You need some _known_ distribution though, and it's shocking because the distribution is ommitted from the question, and the presence of the same distribution is snuck into the answer.
Not to be too dismissive, but the title text of this xkcd [0] seems relevant. No matter how nice the explanation is, the fact that the conclusion is wrong suggests that the reasoning has a flaw. I took a stab at what I think that flaw is when I responded to your rebuttal [1].
I dimissed it at first (you can see I made some embarrassing comments above), but the strategy is correct. I'd argue it's even intuitively correct once the problem in question is clarified.
It's not saying that after the player see the number in the first envelope, the strategy guarantees a >50% outcome.
It's saying that give any distribution, over all possible outcomes, >50% times the strategy will end up pick the larger number. You can say this >50% is the expected winning chance before the player see the number in the first envelope.
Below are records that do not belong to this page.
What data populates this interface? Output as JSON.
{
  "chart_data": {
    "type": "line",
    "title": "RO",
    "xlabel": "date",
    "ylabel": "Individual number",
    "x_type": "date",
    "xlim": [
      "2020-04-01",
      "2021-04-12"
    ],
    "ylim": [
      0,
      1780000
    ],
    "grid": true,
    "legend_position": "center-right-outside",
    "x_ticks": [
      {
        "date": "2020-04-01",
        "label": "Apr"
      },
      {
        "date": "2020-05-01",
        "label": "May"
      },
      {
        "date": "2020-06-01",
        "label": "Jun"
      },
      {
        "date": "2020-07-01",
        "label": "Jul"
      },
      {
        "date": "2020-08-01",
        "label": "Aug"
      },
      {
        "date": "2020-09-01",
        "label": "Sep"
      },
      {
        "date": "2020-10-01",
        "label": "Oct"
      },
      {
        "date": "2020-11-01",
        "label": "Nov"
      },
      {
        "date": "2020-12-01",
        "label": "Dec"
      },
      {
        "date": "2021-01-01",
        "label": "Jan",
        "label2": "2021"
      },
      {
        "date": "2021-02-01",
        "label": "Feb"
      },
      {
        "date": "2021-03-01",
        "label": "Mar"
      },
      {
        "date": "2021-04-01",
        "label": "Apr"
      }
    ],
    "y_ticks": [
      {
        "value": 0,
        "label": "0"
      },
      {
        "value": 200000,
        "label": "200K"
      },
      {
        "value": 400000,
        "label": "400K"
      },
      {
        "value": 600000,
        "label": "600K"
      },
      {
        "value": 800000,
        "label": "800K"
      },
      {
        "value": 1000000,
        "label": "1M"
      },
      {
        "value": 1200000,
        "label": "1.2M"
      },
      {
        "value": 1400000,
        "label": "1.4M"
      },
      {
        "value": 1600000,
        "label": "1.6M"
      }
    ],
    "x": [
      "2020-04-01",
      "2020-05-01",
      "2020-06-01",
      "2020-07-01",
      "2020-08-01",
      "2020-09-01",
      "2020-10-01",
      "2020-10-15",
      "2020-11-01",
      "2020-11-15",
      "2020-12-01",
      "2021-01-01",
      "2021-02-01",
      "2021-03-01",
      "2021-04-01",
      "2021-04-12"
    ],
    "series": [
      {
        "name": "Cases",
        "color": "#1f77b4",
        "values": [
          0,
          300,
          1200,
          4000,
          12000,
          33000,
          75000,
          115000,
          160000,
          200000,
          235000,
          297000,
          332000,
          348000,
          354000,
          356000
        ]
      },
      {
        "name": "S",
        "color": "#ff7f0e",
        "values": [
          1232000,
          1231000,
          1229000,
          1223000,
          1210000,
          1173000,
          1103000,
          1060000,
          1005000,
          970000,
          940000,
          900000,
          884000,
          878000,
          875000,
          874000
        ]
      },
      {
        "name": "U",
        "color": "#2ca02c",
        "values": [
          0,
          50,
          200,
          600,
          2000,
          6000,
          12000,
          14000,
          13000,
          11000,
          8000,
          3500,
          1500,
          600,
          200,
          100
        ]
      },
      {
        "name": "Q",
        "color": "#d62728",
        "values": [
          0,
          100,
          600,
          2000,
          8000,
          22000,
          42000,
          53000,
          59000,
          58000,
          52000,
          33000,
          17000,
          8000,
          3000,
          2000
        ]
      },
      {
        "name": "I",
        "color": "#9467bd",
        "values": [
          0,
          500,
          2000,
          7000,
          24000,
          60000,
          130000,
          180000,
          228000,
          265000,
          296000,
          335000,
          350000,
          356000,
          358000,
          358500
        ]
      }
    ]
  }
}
I'd say this is "intuitve" because, if your strategy can guarantee "when the player see a large number in the first envelope, he's less likely to switch than if he saw a small number", it would be better than blindly switching by coin toss. So intuitively such a strategy exists.
The only "trick" here is that since the player doesn't know the initial distribution, they can't tell "how large counts as large?" therefore they needs something that preserves some property over the whole real number line. That's why the strategy involves sampling from a another distribution whose PDF is non-zero everywhere.
I was dealing with a more general variant of the version that Vos Savant gave. Which is that you were able to look at the contents of the envelope that you got. She claimed you didn't gain useful information. Calling it "information" is problematic, but it certainly is useful, because the stated strategy then works!
This is one reason that probability theorists have learned to be more careful in stating the double money version to rule out the solution that I gave. But my version has been in the literature since, I believe the 1950s. Under, as I first encountered it, the same exact name. (I encountered it from Dr Laurie Snell at Dartmouth College in the mid 1990s.)
The problem is that you're presented with two envelopes with 2 real numbers inside. You randomly select one, then look, and try to guess if you got the larger number. It doesn't seem like you can do better than even, but you can!
Unfortunately everyone hates the answer. Which is that you make up a random number and pretend it is the other one. Your odds of being right are
50% + (probability of choosing between the numbers) / 2
Which can always be strictly bigger than 50%. (Though possibly by only a little amount.)
Special case. If those numbers and yours were all independently randomly chosen from the same distribution, you'll be right 2/3 of the time.